Transmission issues have been begging for a solution.
The first renewable energy law in China dates back to 2006 and there has been tremendous wind energy installation improvement including its capacity and scale. The number of manufacturers has also been impressive since then.
Fast forward to 2015, China installed about 30GW in a single year and over the years, the growth of the industry has been amazing.
"One concrete proof of this is the unstoppable growth of gagabases," Weiping Pan, vice president of R&D at Xinjiang Goldwind Science & Technology Co., said in a talk at the World Smart Energy Week 2016. Gagabases are wind farm clusters with over 10GW capacity. "Right now, China has approved around 10GW gaga wind bases."
One of the biggest industrial effects of the law in 2006 according to Pan is that the trend in the Chinese market due to large scale development caused a significant cost reduction starting in 2006. "Even wind turbine prices have been dramatically reduced over the past 10 years."

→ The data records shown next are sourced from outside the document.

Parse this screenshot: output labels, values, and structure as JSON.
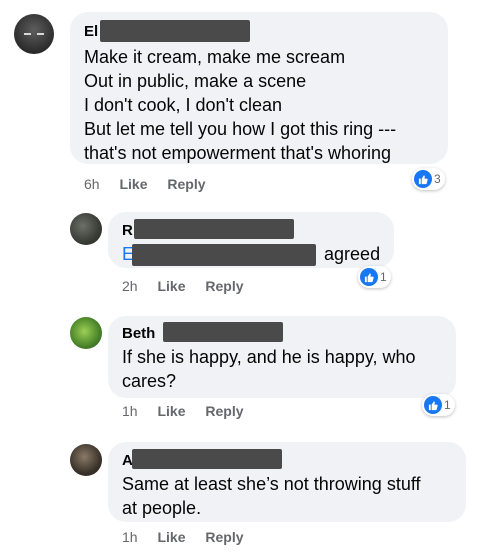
{
  "comments": [
    {
      "name_prefix": "El",
      "text": [
        "Make it cream, make me scream",
        "Out in public, make a scene",
        "I don't cook, I don't clean",
        "But let me tell you how I got this ring ---",
        "that's not empowerment that's whoring"
      ],
      "time": "6h",
      "like_label": "Like",
      "reply_label": "Reply",
      "reaction_count": "3"
    },
    {
      "name_prefix": "R",
      "mention_prefix": "E",
      "text_suffix": "agreed",
      "time": "2h",
      "like_label": "Like",
      "reply_label": "Reply",
      "reaction_count": "1"
    },
    {
      "name_prefix": "Beth",
      "text": [
        "If she is happy, and he is happy, who",
        "cares?"
      ],
      "time": "1h",
      "like_label": "Like",
      "reply_label": "Reply",
      "reaction_count": "1"
    },
    {
      "name_prefix": "A",
      "text": [
        "Same at least she’s not throwing stuff",
        "at people."
      ],
      "time": "1h",
      "like_label": "Like",
      "reply_label": "Reply"
    }
  ],
  "colors": {
    "bubble": "#f0f2f5",
    "mention": "#1877f2",
    "like_icon": "#1877f2",
    "redaction": "#4a4a4a"
  },
  "icons": [
    "avatar",
    "thumbs-up-icon"
  ]
}
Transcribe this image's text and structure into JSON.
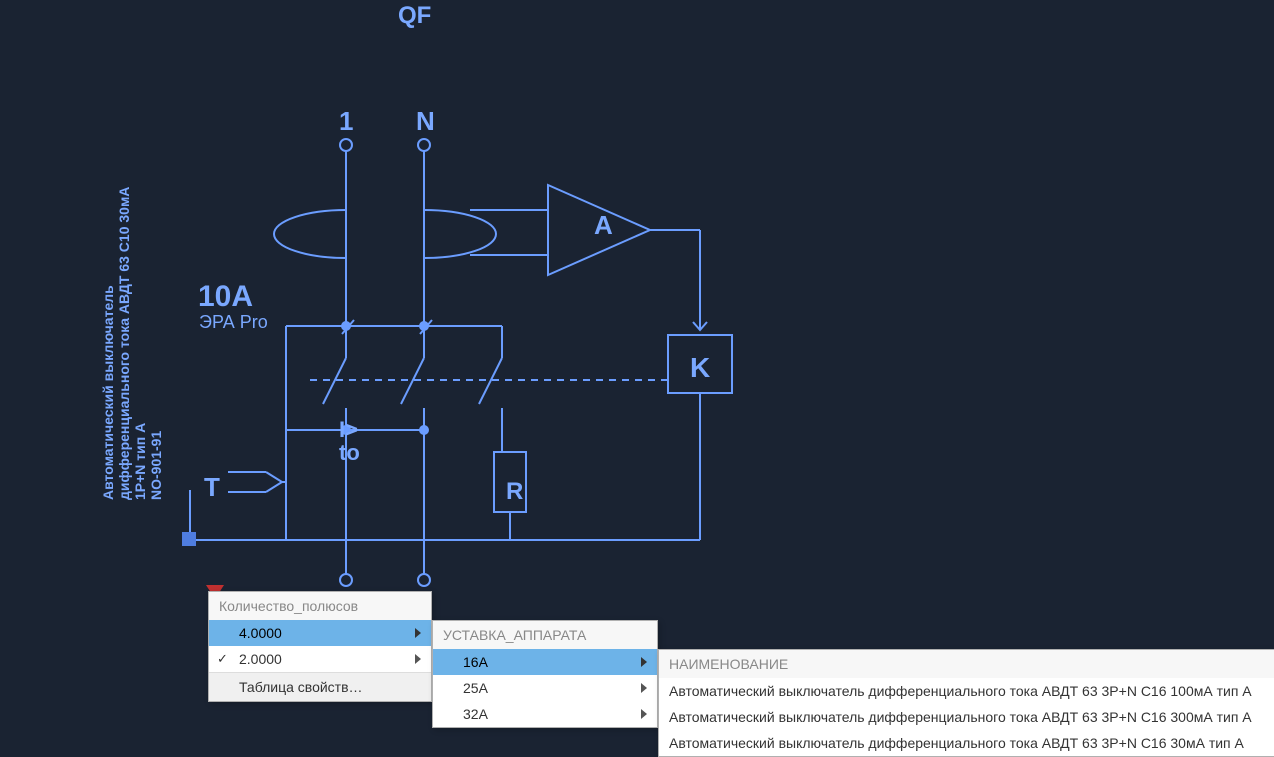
{
  "labels": {
    "qf": "QF",
    "pole1": "1",
    "poleN": "N",
    "rating": "10A",
    "series": "ЭРА Pro",
    "ito_i": "I>",
    "ito_to": "to",
    "t_button": "T",
    "amp": "A",
    "relay": "K",
    "resistor": "R"
  },
  "side_label": {
    "line1": "Автоматический выключатель",
    "line2": "дифференциального тока АВДТ 63 С10 30мА",
    "line3": "1P+N тип А",
    "line4": "NO-901-91"
  },
  "menus": {
    "poles": {
      "title": "Количество_полюсов",
      "items": [
        {
          "value": "4.0000",
          "checked": false,
          "highlighted": true
        },
        {
          "value": "2.0000",
          "checked": true,
          "highlighted": false
        }
      ],
      "footer": "Таблица свойств…"
    },
    "rating": {
      "title": "УСТАВКА_АППАРАТА",
      "items": [
        {
          "value": "16A",
          "highlighted": true
        },
        {
          "value": "25A",
          "highlighted": false
        },
        {
          "value": "32A",
          "highlighted": false
        }
      ]
    },
    "name": {
      "title": "НАИМЕНОВАНИЕ",
      "items": [
        {
          "value": "Автоматический выключатель дифференциального тока АВДТ 63 3P+N C16 100мА тип A"
        },
        {
          "value": "Автоматический выключатель дифференциального тока АВДТ 63 3P+N C16 300мА тип A"
        },
        {
          "value": "Автоматический выключатель дифференциального тока АВДТ 63 3P+N C16 30мА тип A"
        }
      ]
    }
  }
}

Industry consolidation is also a very apparent effect due to competition, product, and technology advancement. "I remember that 8 to 9 years ago, there were around 70 or more active players in the wind market, and now the number of Chinese OEMs has been reduced to just about 20," Pan recalled.

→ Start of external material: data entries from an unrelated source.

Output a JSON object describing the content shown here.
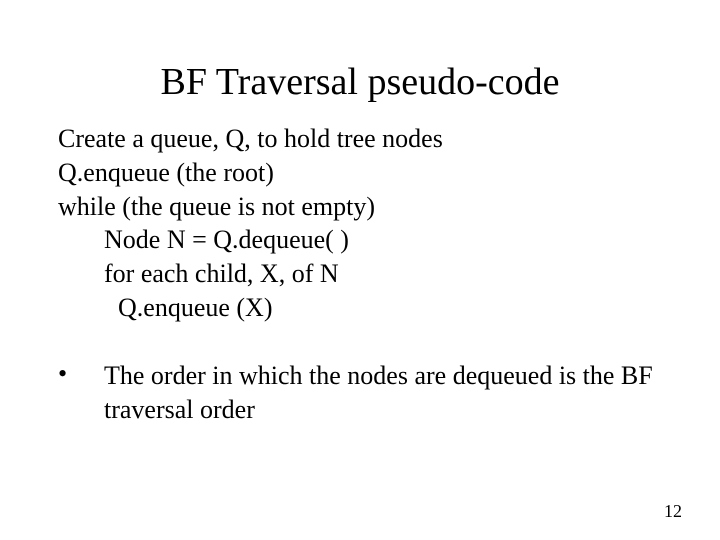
{
  "title": "BF Traversal pseudo-code",
  "code": {
    "l1": "Create a queue, Q, to hold tree nodes",
    "l2": "Q.enqueue (the root)",
    "l3": "while (the queue is not empty)",
    "l4": "Node N = Q.dequeue( )",
    "l5": "for each child, X, of N",
    "l6": "Q.enqueue (X)"
  },
  "bullet": {
    "marker": "•",
    "text": "The order in which the nodes are dequeued is the BF traversal order"
  },
  "page_number": "12"
}
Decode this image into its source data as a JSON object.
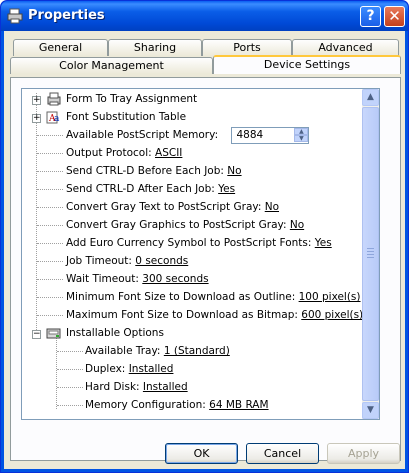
{
  "window": {
    "title": "Properties",
    "help_glyph": "?",
    "close_glyph": "✕",
    "colors": {
      "titlebar": "#0054e3",
      "accent_tab": "#ffc83c"
    }
  },
  "tabs_top": [
    {
      "label": "General"
    },
    {
      "label": "Sharing"
    },
    {
      "label": "Ports"
    },
    {
      "label": "Advanced"
    }
  ],
  "tabs_bottom": [
    {
      "label": "Color Management"
    },
    {
      "label": "Device Settings",
      "active": true
    }
  ],
  "tree": {
    "form_to_tray": "Form To Tray Assignment",
    "font_substitution": "Font Substitution Table",
    "postscript_memory": {
      "label": "Available PostScript Memory:",
      "value": "4884"
    },
    "settings": [
      {
        "label": "Output Protocol:",
        "value": "ASCII"
      },
      {
        "label": "Send CTRL-D Before Each Job:",
        "value": "No"
      },
      {
        "label": "Send CTRL-D After Each Job:",
        "value": "Yes"
      },
      {
        "label": "Convert Gray Text to PostScript Gray:",
        "value": "No"
      },
      {
        "label": "Convert Gray Graphics to PostScript Gray:",
        "value": "No"
      },
      {
        "label": "Add Euro Currency Symbol to PostScript Fonts:",
        "value": "Yes"
      },
      {
        "label": "Job Timeout:",
        "value": "0 seconds"
      },
      {
        "label": "Wait Timeout:",
        "value": "300 seconds"
      },
      {
        "label": "Minimum Font Size to Download as Outline:",
        "value": "100 pixel(s)"
      },
      {
        "label": "Maximum Font Size to Download as Bitmap:",
        "value": "600 pixel(s)"
      }
    ],
    "installable_options": "Installable Options",
    "options": [
      {
        "label": "Available Tray:",
        "value": "1 (Standard)"
      },
      {
        "label": "Duplex:",
        "value": "Installed"
      },
      {
        "label": "Hard Disk:",
        "value": "Installed"
      },
      {
        "label": "Memory Configuration:",
        "value": "64 MB RAM"
      }
    ],
    "expander_plus": "+",
    "expander_minus": "−"
  },
  "buttons": {
    "ok": "OK",
    "cancel": "Cancel",
    "apply": "Apply"
  }
}
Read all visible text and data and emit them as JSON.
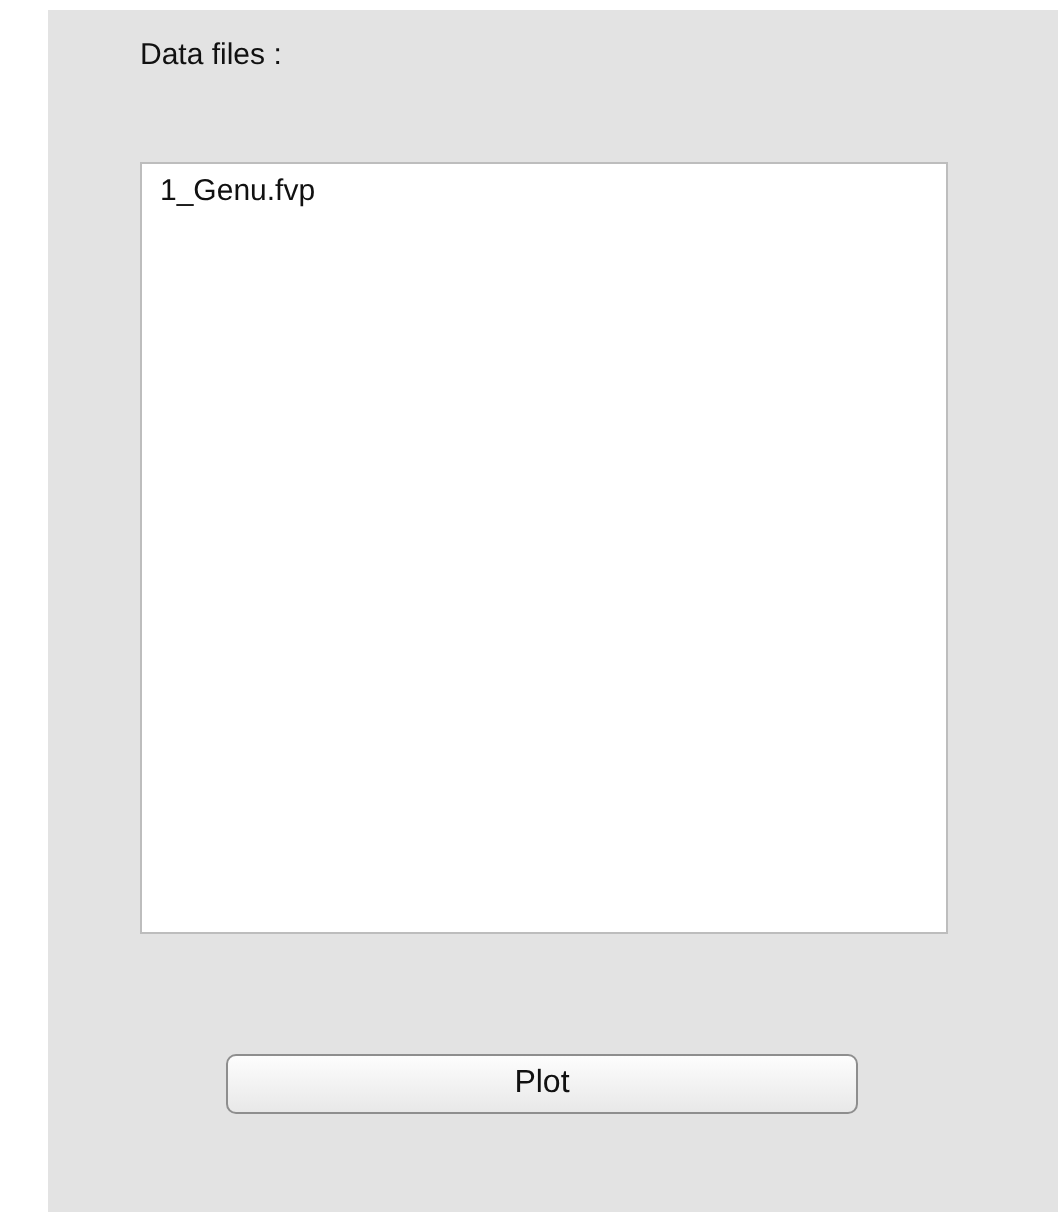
{
  "label": "Data files :",
  "files": [
    {
      "name": "1_Genu.fvp"
    }
  ],
  "buttons": [
    {
      "label": "Plot"
    }
  ]
}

He added that with technology improvement, wind turbine production has been very competitive and the increase of availability has been overwhelming. Although the Chinese wind manufacturing industry is relatively young compared to global counterparts, turbines that are "made in China" has been brought to almost 13 countries already .

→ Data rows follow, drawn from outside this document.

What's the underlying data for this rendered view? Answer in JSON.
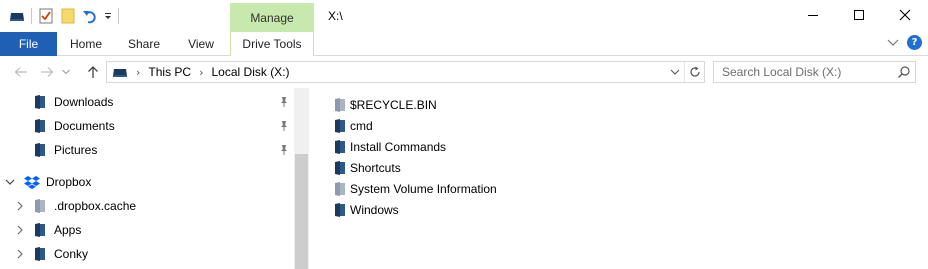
{
  "titlebar": {
    "manage_label": "Manage",
    "window_title": "X:\\"
  },
  "ribbon": {
    "tabs": [
      {
        "label": "File"
      },
      {
        "label": "Home"
      },
      {
        "label": "Share"
      },
      {
        "label": "View"
      },
      {
        "label": "Drive Tools"
      }
    ],
    "help_label": "?"
  },
  "address": {
    "breadcrumb": [
      "This PC",
      "Local Disk (X:)"
    ],
    "search_placeholder": "Search Local Disk (X:)"
  },
  "nav_pane": {
    "items": [
      {
        "label": "Downloads",
        "icon": "folder-drive-icon",
        "pinned": true
      },
      {
        "label": "Documents",
        "icon": "folder-drive-icon",
        "pinned": true
      },
      {
        "label": "Pictures",
        "icon": "folder-drive-icon",
        "pinned": true
      },
      {
        "label": "Dropbox",
        "icon": "dropbox-icon",
        "expanded": true
      },
      {
        "label": ".dropbox.cache",
        "icon": "folder-hidden-icon"
      },
      {
        "label": "Apps",
        "icon": "folder-drive-icon"
      },
      {
        "label": "Conky",
        "icon": "folder-drive-icon"
      }
    ],
    "scroll_fraction_visible": 0.64
  },
  "files": [
    {
      "name": "$RECYCLE.BIN",
      "icon": "folder-hidden-icon"
    },
    {
      "name": "cmd",
      "icon": "folder-drive-icon"
    },
    {
      "name": "Install Commands",
      "icon": "folder-drive-icon"
    },
    {
      "name": "Shortcuts",
      "icon": "folder-drive-icon"
    },
    {
      "name": "System Volume Information",
      "icon": "folder-hidden-icon"
    },
    {
      "name": "Windows",
      "icon": "folder-drive-icon"
    }
  ],
  "colors": {
    "file_tab": "#1f5fb4",
    "manage_tab": "#c8e9ad",
    "folder_dark": "#1b3a5e",
    "folder_hidden": "#8e9aab",
    "dropbox": "#0061fe"
  }
}
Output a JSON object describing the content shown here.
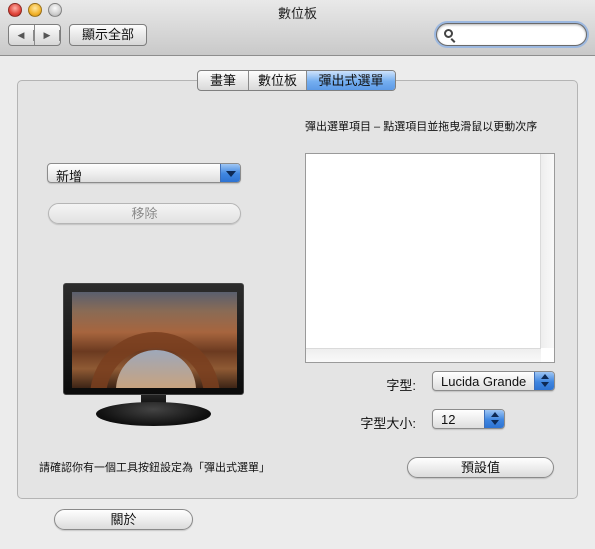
{
  "window": {
    "title": "數位板",
    "nav_back_glyph": "◀",
    "nav_forward_glyph": "▶",
    "show_all_label": "顯示全部",
    "search": {
      "value": "",
      "placeholder": ""
    }
  },
  "tabs": [
    {
      "label": "畫筆",
      "selected": false
    },
    {
      "label": "數位板",
      "selected": false
    },
    {
      "label": "彈出式選單",
      "selected": true
    }
  ],
  "popup_menu_panel": {
    "caption": "彈出選單項目 – 點選項目並拖曳滑鼠以更動次序",
    "add_popup": {
      "selected": "新增"
    },
    "remove_button": {
      "label": "移除",
      "enabled": false
    },
    "menu_items": [],
    "font_label": "字型:",
    "font_popup": {
      "selected": "Lucida Grande"
    },
    "font_size_label": "字型大小:",
    "font_size_popup": {
      "selected": "12"
    },
    "defaults_button": {
      "label": "預設值"
    },
    "note": "請確認你有一個工具按鈕設定為「彈出式選單」"
  },
  "about_button": {
    "label": "關於"
  },
  "icons": {
    "traffic_lights": [
      "close-icon",
      "minimize-icon",
      "zoom-icon"
    ],
    "search": "search-icon",
    "illustration": "monitor-icon"
  },
  "colors": {
    "accent": "#3f86e0",
    "window_bg": "#ececec"
  }
}
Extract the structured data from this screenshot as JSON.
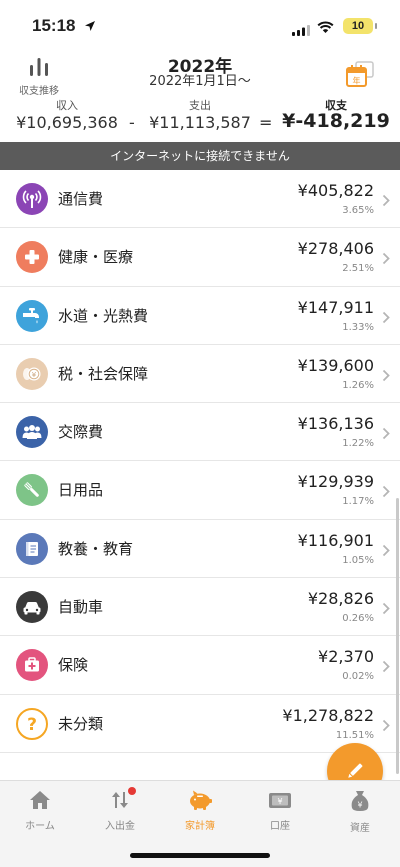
{
  "status": {
    "time": "15:18",
    "battery": "10"
  },
  "header": {
    "trend_label": "収支推移",
    "title": "2022年",
    "subtitle": "2022年1月1日〜",
    "income_label": "収入",
    "income_value": "¥10,695,368",
    "minus_op": "-",
    "expense_label": "支出",
    "expense_value": "¥11,113,587",
    "equals_op": "=",
    "balance_label": "収支",
    "balance_value": "¥-418,219",
    "calendar_badge": "年"
  },
  "banner": "インターネットに接続できません",
  "categories": [
    {
      "name": "通信費",
      "amount": "¥405,822",
      "percent": "3.65%",
      "icon": "antenna-icon",
      "color": "#8b45b5"
    },
    {
      "name": "健康・医療",
      "amount": "¥278,406",
      "percent": "2.51%",
      "icon": "plus-cross-icon",
      "color": "#ef7d5e"
    },
    {
      "name": "水道・光熱費",
      "amount": "¥147,911",
      "percent": "1.33%",
      "icon": "faucet-icon",
      "color": "#3ea3db"
    },
    {
      "name": "税・社会保障",
      "amount": "¥139,600",
      "percent": "1.26%",
      "icon": "coins-icon",
      "color": "#e9cdb0"
    },
    {
      "name": "交際費",
      "amount": "¥136,136",
      "percent": "1.22%",
      "icon": "people-icon",
      "color": "#3b63a8"
    },
    {
      "name": "日用品",
      "amount": "¥129,939",
      "percent": "1.17%",
      "icon": "toothbrush-icon",
      "color": "#7ec488"
    },
    {
      "name": "教養・教育",
      "amount": "¥116,901",
      "percent": "1.05%",
      "icon": "book-icon",
      "color": "#5b79b9"
    },
    {
      "name": "自動車",
      "amount": "¥28,826",
      "percent": "0.26%",
      "icon": "car-icon",
      "color": "#3a3a3a"
    },
    {
      "name": "保険",
      "amount": "¥2,370",
      "percent": "0.02%",
      "icon": "first-aid-icon",
      "color": "#e3547e"
    },
    {
      "name": "未分類",
      "amount": "¥1,278,822",
      "percent": "11.51%",
      "icon": "question-icon",
      "color": "#f5a623"
    }
  ],
  "tabs": [
    {
      "label": "ホーム",
      "icon": "home-icon"
    },
    {
      "label": "入出金",
      "icon": "transfer-icon"
    },
    {
      "label": "家計簿",
      "icon": "piggy-bank-icon"
    },
    {
      "label": "口座",
      "icon": "wallet-icon"
    },
    {
      "label": "資産",
      "icon": "money-bag-icon"
    }
  ],
  "accent_color": "#f39a2c"
}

"Another reality I want to mention is the growth of the value chain across the wind industry from developer to turbine OEMs to EPC contractors to third party certification groups that support the renewable energy industry including wind," Pan explained. "After years of development, offshore wind power in China is ready to take off. It was in 2007 when the first offshore wind power was finally commissioned, now, just planning offshore wind power capacity already reaches 10GW."
Given these overwhelming effects of the Renewable Energy Law passed almost a decade ago, what are the challenges that have sprouted since then?
Pan pointed out that transmission has been a big gaping pothole along the way. "The main load requirement is mostly concentrated in the east coast of China, but the large bases have been constructed and developed in the western and norhtern west coast. As everyone has expected, there were issues on coast advantage, transmission line, investment, losses, and land economics."
Another main issue in renewable energy is that subisidies are gradually reduced. "What makes it worse is that it is a worldwide trend--that is the reality," Pan revealed.
He also predicted that in the future, the wind LCoE will become competitive due to improved generating efficiency and cost reduction. "Efficiency optimisation process will be accelerated by adopting Internet of Things and "big data," which will enable total efficiency of wind farm projects to increase by 10-15% by 2020. The scale of wind energy appplication will be continuously expanded through application of energy storage technologhy in wind energy and application of battery technology in RE."
The World Smart Energy Week is currently on-going until March 4, 2016 at Tokyo, Japan. The event gathers renowned experts of the smart and renewable energy business fields from across Japan and the world who will share the latest technology and industry trends.